Some bloggers have seized on the skeleton crew that remained into 2009 as evidence that the plant was technically open and didn't quite close until the new President was in charge. The Romney campaign apparently could not stomach that stretch. Instead, the campaign justifies the Ryan accusation on the basis of a promise to re-open the plant.
Candidate Obama said he would lead an effort to retool plants like the closing Janesville plant. Bloomberg Businessweek, along with other publications, carries the response of the campaign as articulated by Ryan spokesman Brendan Buck:
“The facts are clear: When the GM plant went on standby the president told the people of Wisconsin he would ‘lead an effort to retool’ it and restart production,” Brendan Buck, Ryan’s spokesman, said yesterday. “But when the bailout’s winners and losers were decided, Janesville ended up losing.”
An associate of Buck within the campaign points to a Michigan article that the colleague interprets as in turn interpreting Barack Obama's remarks as a guarantee to specifically reopen the Janesville plant, something that neither the original remarks nor the quoted article itself implied.

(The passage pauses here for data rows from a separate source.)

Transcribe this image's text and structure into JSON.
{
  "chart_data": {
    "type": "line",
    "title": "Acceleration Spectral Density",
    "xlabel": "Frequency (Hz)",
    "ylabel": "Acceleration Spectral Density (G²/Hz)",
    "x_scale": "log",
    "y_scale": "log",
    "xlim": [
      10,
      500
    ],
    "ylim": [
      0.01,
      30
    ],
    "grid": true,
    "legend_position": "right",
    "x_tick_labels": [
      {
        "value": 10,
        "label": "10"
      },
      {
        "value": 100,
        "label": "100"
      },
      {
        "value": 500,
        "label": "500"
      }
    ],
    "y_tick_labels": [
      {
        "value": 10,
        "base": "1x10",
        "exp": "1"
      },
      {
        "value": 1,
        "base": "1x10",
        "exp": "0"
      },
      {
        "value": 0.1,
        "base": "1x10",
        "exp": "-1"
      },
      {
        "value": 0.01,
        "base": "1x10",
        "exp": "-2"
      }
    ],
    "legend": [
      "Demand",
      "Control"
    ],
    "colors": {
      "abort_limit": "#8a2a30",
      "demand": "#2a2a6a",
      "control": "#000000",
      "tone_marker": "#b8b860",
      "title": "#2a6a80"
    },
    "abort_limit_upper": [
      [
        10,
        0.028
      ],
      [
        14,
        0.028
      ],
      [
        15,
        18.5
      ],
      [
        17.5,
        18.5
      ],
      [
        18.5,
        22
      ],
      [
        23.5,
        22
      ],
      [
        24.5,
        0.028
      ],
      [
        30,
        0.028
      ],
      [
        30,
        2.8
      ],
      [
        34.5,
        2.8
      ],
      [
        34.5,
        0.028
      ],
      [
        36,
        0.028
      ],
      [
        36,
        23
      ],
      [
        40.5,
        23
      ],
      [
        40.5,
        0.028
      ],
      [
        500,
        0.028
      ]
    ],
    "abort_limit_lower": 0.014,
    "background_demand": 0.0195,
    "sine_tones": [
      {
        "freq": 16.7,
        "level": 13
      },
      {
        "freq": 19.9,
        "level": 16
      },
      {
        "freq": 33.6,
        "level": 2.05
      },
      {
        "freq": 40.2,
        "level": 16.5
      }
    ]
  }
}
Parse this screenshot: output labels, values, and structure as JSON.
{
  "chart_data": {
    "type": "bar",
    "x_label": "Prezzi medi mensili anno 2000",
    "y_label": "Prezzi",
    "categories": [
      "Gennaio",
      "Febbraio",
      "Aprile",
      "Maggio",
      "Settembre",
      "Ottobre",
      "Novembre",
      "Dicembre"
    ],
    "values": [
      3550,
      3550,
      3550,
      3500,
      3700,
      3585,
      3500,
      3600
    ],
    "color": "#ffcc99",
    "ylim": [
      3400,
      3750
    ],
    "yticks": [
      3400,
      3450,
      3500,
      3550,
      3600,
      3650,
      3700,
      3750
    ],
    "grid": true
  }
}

Some mainstream publications have struggled not to appear to be taking sides in calling out bold deceptions for what they are. The definition of balance in mainstream journalism is not so much holding everyone to the same standard as it is applying equal criticisms at both sides. This puts a toll on the reporting of truth and also makes for awkward moments.
But a few reporters are becoming a little more aggressive in going after more egregious falsehoods. Blaming the President for a plant closing that happened before he took office is hard to ignore.
They are right to report that. But I think the real story is in the defense of that deception. Essentially, the Romney/Ryan campaign is attacking the President for not quickly enough opening plants closed because of the Bush economic catastrophe.
That attack expands to the one quarter of the Romney campaign not based on flat-out falsehoods. The Romney case is that Obama has not yet affected a complete recovery from the Bush years. Their remedy is to revert to the Bush policies that brought on the crisis.
Comedian Chris Rock has it about right in his restatement of the Republican case: "This guy can’t cure cancer. I’m gonna vote for cancer."